Kaba Kuvvet Simülasyonları
Kuantum hesaplamaların gerçekten kuantum doğasında olup olmadığını belirlemedeki temel zorluklardan biri, klasik bilgisayarların belirli bir noktaya kadar kaba kuvvet matematiği kullanarak kuantum durumlarını simüle edebilmesidir. Bu, "arka planda" tam olarak ne olduğunun belirlenmesini zorlaştırır.
Bir kuantum işlemci gerçekleştirildiğinde fizik yasalarının ihlal edildiğine dair herhangi bir kırmızı bayrak veya siren işareti olmadığından, bilim insanlarının arkasındaki temel kuantum mekaniğini gösterecek yollar bulması gerekir.
Bunu başarmak için araştırmacılar, 73 kübitli bir kuantum bilgisayarı kullanarak, onu mümkün olan en düşük enerji durumuna ayarlayıp ardından sistemdeki enerjiyi ölçerek bir deney yürüttüler.
Klasik fizikte ulaşılabilecek en düşük temel durum sıfırdır. Bir tepenin aşağısına yuvarlanan bir topun yüksek, uyarılmış bir enerji durumu vardır. En düşük enerji durumunda, yani temel durumda, top enerjisiz ve hareketsizdir.
Ancak kuantum mekaniği yasaları altında çalışan aynı top, sıfırın altında bir enerji durumuna sahip olabilir. Bu, dolanıklık yoluyla mümkündür. Bir top başka bir topla dolanık ise ve her ikisi de işlevsel olarak zıt enerji durumları aracılığıyla korele ise, biri veya her ikisi de negatif bir enerji durumuna yerleştirilebilir.
Bu, klasik fizik yasaları altında mümkün olmadığından, bu negatif durumun doğrulanması, tanım gereği, sistemi yönlendiren fiziğin gerçekten kuantum olduğunun bir sertifikasıdır.
Doğrulanmış sonuç, 48 standart sapma ile klasik bir sistemin sahip olabileceği mutlak minimum enerji seviyesinin altına düşen çok düşük bir enerjiydi.
Araştırmacılar, çalışmada yazdıklarına göre, daha büyük sistem içindeki 24 kübite kadar olan gruplarda bu yerel olmayan korelasyonları sertifikalandırdılar; bu, bu şekilde bir kerede sertifikalandırılan en yüksek sayıydı.

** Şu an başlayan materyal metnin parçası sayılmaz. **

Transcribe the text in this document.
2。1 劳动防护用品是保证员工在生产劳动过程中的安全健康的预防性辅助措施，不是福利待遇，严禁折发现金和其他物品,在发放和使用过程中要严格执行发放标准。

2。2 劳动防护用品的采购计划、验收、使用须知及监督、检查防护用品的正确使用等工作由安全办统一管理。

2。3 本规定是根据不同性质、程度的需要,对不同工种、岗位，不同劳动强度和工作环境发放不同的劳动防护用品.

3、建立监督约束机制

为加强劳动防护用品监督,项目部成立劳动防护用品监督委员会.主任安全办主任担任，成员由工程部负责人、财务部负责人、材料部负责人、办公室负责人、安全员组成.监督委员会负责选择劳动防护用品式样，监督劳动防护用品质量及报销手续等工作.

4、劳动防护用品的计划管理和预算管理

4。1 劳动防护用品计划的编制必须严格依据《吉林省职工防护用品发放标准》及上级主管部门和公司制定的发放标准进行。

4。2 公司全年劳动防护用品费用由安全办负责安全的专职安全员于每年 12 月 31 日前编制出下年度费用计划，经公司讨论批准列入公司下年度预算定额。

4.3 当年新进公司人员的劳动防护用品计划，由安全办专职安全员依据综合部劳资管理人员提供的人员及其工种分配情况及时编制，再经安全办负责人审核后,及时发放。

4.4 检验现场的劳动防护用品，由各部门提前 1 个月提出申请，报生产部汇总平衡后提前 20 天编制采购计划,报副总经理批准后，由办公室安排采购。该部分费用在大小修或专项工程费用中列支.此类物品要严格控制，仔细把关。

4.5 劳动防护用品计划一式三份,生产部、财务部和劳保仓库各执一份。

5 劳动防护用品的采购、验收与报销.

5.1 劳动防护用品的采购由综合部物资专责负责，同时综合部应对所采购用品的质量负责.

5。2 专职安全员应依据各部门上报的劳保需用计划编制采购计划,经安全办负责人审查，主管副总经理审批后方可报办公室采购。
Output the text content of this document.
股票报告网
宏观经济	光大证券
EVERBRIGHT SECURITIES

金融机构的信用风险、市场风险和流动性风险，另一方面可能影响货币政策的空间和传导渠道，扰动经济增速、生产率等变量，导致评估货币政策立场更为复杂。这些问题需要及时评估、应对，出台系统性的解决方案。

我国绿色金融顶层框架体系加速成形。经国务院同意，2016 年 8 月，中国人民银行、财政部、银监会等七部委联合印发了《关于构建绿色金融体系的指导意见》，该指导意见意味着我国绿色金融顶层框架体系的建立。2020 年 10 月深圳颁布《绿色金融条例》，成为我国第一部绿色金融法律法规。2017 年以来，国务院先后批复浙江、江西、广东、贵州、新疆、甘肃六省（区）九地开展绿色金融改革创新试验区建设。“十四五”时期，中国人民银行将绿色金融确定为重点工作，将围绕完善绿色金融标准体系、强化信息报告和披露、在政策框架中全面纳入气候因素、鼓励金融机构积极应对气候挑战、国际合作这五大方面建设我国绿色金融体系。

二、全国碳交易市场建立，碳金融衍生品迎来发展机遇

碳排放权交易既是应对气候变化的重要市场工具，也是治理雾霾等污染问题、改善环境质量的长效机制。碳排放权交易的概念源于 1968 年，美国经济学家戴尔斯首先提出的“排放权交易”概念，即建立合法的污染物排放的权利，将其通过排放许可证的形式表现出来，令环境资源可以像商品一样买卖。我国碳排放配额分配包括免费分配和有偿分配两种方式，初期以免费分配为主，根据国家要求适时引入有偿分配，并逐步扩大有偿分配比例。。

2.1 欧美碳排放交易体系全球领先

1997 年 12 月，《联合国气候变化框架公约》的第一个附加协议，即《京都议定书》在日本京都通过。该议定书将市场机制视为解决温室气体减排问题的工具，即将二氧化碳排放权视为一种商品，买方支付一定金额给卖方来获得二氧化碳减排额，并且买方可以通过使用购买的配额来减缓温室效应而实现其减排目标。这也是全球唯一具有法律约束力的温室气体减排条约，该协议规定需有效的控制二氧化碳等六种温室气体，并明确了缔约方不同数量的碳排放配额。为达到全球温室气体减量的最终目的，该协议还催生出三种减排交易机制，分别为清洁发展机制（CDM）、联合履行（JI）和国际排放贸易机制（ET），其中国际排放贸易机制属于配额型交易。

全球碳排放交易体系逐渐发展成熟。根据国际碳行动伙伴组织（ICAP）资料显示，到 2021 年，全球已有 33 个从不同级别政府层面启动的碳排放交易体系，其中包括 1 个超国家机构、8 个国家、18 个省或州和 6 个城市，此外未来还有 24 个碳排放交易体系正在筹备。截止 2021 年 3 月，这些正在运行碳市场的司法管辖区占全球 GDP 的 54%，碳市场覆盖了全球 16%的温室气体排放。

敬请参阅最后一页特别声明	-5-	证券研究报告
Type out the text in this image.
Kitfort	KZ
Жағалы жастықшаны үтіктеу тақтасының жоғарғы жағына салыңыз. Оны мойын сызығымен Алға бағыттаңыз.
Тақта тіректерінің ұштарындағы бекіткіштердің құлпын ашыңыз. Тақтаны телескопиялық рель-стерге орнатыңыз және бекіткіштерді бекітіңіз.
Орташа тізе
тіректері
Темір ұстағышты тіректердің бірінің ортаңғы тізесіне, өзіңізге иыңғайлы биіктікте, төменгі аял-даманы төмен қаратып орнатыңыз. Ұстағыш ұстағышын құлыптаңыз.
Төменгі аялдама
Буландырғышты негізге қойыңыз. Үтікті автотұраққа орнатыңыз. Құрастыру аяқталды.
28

Bu çalışma, kuantum aktivitesini doğrulama konusunda öncü bir yöntem oluşturuyor, diye eklediler.
Daha fazla geliştirme ile bu teknikler, mühendislerin çeşitli kuantum mimarilerindeki performansı sertifikalandırmasına, kuantum durumlarının ne zaman klasik olanlara "dekoherans" olduğunu anlamasına ve daha da büyük, daha güçlü kuantum bilgisayarlar inşa etmek için temel oluşturmasına yardımcı olabilir.